Open sizmailov opened 1 year ago

sizmailov commented 1 year ago

Originated from #109 by @TheTripleV

auscompgeek commented 1 year ago

should really use numpy.typing, specifically numpy.typing.NDArray

TheTripleV commented 1 year ago

Iirc numpy.typing leaves the size unspecified while ndtyping lets you type hint/(check?) the desired size.

auscompgeek commented 1 year ago

oh, hmm. open numpy issue by the looks of things: https://github.com/numpy/numpy/issues/16544

sizmailov commented 1 year ago

The question is, who would be the consumer of the resulting stubs? The potential candidates are a programmer and a static analysis tool (IDE included).

For a human being, the shorter notation is preferable, so original pybind11 rendering is OK (more or less) IDE and static analysis tools do not currently respect the dimensions but are strict on the format of the annotation.

It would be nearly impossible to make everyone happy at once. Therefore, there would be various "flavors" of stubs of the same library for different consumers until we have a universal standard.

The nptyping seems to implement runtime checks only.

I'm sure the runtime tools (nptyping included) never use stub *.pyi files directly. So, the consumer of stubs is still a programmer, but he can be spared from the burden of transformation from one notation to another.

I included the rewrite of np.ndarray as Annotated[np.ndarray, TYPE, FixedSize(DIMS) ] (enabled by --numpy-array-wrap-with-annotated-fixed-size option) as one that 1) relatively short 2) validates with mypy 3) preserves dimension information.

Another included rewrite removes all "generic" parameters (enabled by --numpy-array-remove-parameters). It does not preserve the type or dimension, but it's trivial to implement and allows it to pass static analysis checks quickly.

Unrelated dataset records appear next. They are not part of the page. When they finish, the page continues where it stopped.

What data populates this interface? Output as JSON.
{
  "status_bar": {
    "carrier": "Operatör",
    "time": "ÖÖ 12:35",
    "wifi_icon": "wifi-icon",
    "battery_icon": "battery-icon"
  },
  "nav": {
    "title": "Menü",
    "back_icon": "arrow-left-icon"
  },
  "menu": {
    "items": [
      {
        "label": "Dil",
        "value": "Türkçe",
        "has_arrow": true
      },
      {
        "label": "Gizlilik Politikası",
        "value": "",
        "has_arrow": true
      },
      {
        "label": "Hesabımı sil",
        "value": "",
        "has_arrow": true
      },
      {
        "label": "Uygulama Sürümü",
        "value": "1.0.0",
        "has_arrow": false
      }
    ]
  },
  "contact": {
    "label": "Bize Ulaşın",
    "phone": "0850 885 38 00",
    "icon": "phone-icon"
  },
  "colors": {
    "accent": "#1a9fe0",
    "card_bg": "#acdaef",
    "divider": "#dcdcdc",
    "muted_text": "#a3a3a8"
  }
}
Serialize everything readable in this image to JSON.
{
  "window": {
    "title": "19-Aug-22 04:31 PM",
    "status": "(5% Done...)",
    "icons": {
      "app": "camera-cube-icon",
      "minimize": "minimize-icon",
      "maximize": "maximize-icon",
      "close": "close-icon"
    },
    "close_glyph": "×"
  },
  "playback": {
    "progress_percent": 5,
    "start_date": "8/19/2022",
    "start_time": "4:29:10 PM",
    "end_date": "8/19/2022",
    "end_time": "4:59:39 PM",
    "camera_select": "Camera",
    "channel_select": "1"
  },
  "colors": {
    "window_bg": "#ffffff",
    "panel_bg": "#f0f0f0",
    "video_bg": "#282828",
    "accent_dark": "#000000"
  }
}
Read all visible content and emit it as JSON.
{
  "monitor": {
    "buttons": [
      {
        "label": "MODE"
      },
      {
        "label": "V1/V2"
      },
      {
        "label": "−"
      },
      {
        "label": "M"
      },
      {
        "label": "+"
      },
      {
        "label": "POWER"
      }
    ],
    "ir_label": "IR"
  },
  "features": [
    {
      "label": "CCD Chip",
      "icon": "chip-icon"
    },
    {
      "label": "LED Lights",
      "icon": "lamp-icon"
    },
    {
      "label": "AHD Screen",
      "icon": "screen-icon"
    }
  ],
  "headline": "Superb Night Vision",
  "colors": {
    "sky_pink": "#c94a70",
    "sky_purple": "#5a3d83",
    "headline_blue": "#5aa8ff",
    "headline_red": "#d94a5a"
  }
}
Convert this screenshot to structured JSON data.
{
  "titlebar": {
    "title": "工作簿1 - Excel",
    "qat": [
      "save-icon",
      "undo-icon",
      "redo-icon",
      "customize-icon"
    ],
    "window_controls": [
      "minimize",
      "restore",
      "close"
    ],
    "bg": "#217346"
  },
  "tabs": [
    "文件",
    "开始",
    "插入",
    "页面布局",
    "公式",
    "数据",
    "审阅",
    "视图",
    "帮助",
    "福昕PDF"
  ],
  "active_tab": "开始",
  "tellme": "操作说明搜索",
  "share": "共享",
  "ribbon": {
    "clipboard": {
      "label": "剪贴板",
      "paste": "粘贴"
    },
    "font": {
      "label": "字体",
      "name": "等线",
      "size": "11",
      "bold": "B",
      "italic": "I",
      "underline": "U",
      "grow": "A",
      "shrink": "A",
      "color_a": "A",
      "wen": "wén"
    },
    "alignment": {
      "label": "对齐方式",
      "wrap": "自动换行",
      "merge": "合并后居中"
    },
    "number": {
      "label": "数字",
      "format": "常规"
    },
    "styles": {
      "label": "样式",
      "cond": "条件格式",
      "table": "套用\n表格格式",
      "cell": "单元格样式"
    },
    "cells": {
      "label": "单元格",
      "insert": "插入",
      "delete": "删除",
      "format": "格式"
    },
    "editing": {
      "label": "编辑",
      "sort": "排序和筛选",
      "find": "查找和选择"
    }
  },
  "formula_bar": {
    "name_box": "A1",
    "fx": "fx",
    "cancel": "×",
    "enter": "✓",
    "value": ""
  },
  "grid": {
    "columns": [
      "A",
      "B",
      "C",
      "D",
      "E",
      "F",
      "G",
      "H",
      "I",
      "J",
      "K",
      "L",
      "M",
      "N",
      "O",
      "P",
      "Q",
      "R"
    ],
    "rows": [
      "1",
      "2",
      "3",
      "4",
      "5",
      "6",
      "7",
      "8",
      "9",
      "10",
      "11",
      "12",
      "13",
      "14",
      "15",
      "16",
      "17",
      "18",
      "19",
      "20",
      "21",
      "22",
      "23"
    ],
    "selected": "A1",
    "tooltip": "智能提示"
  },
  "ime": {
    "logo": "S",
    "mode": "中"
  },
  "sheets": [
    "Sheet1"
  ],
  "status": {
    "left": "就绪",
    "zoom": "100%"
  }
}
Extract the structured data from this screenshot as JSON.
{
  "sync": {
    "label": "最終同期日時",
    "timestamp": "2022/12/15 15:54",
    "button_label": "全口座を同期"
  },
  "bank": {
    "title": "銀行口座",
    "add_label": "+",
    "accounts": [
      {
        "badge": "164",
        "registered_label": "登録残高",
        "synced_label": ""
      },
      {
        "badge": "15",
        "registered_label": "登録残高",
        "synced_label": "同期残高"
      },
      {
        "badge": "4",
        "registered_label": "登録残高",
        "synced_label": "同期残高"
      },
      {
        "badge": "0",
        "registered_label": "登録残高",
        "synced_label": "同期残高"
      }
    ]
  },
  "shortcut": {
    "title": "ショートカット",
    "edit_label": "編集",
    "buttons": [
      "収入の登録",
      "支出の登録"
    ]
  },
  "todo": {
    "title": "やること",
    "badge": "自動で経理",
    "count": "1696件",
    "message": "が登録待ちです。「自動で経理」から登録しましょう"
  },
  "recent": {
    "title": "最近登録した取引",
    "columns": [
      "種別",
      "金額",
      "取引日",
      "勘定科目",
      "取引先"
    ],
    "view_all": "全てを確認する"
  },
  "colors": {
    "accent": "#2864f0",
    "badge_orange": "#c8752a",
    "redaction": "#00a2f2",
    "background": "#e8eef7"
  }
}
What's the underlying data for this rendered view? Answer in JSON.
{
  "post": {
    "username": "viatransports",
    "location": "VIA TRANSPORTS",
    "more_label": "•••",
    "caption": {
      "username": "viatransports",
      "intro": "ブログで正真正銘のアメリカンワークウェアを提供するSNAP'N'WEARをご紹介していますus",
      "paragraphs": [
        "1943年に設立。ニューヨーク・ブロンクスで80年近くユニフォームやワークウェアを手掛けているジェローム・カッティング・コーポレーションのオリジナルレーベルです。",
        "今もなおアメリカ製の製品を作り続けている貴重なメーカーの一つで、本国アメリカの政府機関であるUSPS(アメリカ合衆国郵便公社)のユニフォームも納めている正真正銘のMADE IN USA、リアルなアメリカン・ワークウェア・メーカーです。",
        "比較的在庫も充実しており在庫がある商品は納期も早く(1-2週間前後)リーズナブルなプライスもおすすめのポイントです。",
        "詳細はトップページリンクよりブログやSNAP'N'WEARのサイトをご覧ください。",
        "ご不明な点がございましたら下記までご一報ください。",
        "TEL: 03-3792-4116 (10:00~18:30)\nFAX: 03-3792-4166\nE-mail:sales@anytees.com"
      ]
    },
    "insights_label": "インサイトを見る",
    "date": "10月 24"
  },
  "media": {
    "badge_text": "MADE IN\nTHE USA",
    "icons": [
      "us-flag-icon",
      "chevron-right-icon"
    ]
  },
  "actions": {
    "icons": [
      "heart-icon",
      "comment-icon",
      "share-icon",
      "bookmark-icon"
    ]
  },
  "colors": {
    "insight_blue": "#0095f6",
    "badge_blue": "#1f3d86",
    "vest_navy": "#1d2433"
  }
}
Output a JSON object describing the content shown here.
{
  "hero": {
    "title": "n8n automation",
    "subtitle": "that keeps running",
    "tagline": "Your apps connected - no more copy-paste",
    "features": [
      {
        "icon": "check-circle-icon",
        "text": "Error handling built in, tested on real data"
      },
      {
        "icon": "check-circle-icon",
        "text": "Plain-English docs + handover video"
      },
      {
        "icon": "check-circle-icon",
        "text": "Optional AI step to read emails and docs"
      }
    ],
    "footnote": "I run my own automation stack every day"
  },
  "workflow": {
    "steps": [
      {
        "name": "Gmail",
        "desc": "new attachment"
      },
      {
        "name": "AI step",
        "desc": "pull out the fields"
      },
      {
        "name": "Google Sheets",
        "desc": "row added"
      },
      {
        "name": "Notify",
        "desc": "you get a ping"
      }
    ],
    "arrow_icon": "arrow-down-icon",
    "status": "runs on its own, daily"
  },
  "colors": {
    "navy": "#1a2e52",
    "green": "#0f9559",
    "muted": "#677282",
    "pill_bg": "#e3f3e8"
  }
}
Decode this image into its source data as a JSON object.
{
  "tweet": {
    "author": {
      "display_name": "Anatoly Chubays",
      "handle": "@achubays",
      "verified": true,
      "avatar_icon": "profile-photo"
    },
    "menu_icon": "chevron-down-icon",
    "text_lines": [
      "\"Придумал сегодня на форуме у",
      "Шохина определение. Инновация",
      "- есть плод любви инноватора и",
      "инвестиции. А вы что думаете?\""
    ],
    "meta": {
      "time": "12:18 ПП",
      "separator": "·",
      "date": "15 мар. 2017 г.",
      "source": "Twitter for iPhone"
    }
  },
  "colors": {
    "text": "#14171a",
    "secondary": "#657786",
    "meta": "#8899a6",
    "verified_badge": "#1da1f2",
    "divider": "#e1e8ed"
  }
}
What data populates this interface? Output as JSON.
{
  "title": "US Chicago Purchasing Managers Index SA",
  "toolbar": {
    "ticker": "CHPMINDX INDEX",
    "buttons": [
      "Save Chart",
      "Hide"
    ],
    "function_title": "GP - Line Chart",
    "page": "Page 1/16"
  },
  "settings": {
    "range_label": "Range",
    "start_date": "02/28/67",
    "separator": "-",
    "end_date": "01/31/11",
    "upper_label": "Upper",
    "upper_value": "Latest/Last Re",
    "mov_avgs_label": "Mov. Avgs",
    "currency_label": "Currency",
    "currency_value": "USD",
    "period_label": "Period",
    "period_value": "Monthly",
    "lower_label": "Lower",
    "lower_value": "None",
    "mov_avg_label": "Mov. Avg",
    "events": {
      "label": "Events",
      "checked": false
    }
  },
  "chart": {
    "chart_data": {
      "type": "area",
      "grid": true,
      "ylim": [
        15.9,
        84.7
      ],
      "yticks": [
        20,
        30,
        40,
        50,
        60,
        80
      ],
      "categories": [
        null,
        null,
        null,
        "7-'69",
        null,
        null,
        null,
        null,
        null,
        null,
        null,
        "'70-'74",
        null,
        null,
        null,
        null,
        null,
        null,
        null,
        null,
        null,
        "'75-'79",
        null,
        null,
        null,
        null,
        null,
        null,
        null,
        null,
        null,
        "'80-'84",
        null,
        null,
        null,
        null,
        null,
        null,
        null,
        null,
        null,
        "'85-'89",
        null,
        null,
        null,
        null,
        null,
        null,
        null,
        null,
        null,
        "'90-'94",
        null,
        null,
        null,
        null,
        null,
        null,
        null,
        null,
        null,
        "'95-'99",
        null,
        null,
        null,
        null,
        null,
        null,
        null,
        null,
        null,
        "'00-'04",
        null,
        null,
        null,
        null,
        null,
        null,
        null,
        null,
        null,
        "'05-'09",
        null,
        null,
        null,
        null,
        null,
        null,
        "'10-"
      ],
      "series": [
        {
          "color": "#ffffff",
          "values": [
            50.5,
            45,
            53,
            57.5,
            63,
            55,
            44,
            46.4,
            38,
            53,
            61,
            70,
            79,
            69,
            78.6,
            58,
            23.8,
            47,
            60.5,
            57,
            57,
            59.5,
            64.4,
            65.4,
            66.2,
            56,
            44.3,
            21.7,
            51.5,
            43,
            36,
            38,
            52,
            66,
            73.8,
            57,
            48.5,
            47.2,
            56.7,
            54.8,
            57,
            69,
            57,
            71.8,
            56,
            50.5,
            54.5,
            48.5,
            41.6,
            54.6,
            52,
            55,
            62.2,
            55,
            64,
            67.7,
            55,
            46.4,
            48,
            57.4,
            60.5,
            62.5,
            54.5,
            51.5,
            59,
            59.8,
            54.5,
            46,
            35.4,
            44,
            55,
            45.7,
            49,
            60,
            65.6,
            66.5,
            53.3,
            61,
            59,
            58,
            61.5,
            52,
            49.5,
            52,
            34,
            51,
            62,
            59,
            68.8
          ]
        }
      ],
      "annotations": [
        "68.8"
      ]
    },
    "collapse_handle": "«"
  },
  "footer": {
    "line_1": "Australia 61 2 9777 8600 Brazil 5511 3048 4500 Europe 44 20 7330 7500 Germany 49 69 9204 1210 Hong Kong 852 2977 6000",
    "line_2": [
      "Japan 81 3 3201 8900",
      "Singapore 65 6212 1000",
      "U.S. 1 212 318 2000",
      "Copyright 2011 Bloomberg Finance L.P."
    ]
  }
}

We can add more rewrites (enabled by separate mutually exclusive options) to accommodate a broader range of use cases.

I like numpy.typing.NDArray more since it's in the official package, but the shape annotation must be a(!) type(!) itself, the type required to be wrapped in numpy.dtype. So it's verbose and arbitrary (for the shape part)

The nptyping is not that vague, but probably it would not be in the mainstream.

I don't see much of a problem with having both of them.

TheTripleV commented 1 year ago

The problem with Annotated for me is that the Vscode python extension doesn't show the information in annotated. I expect the majority of my users to be in vscode with Microsoft's python extension enabled.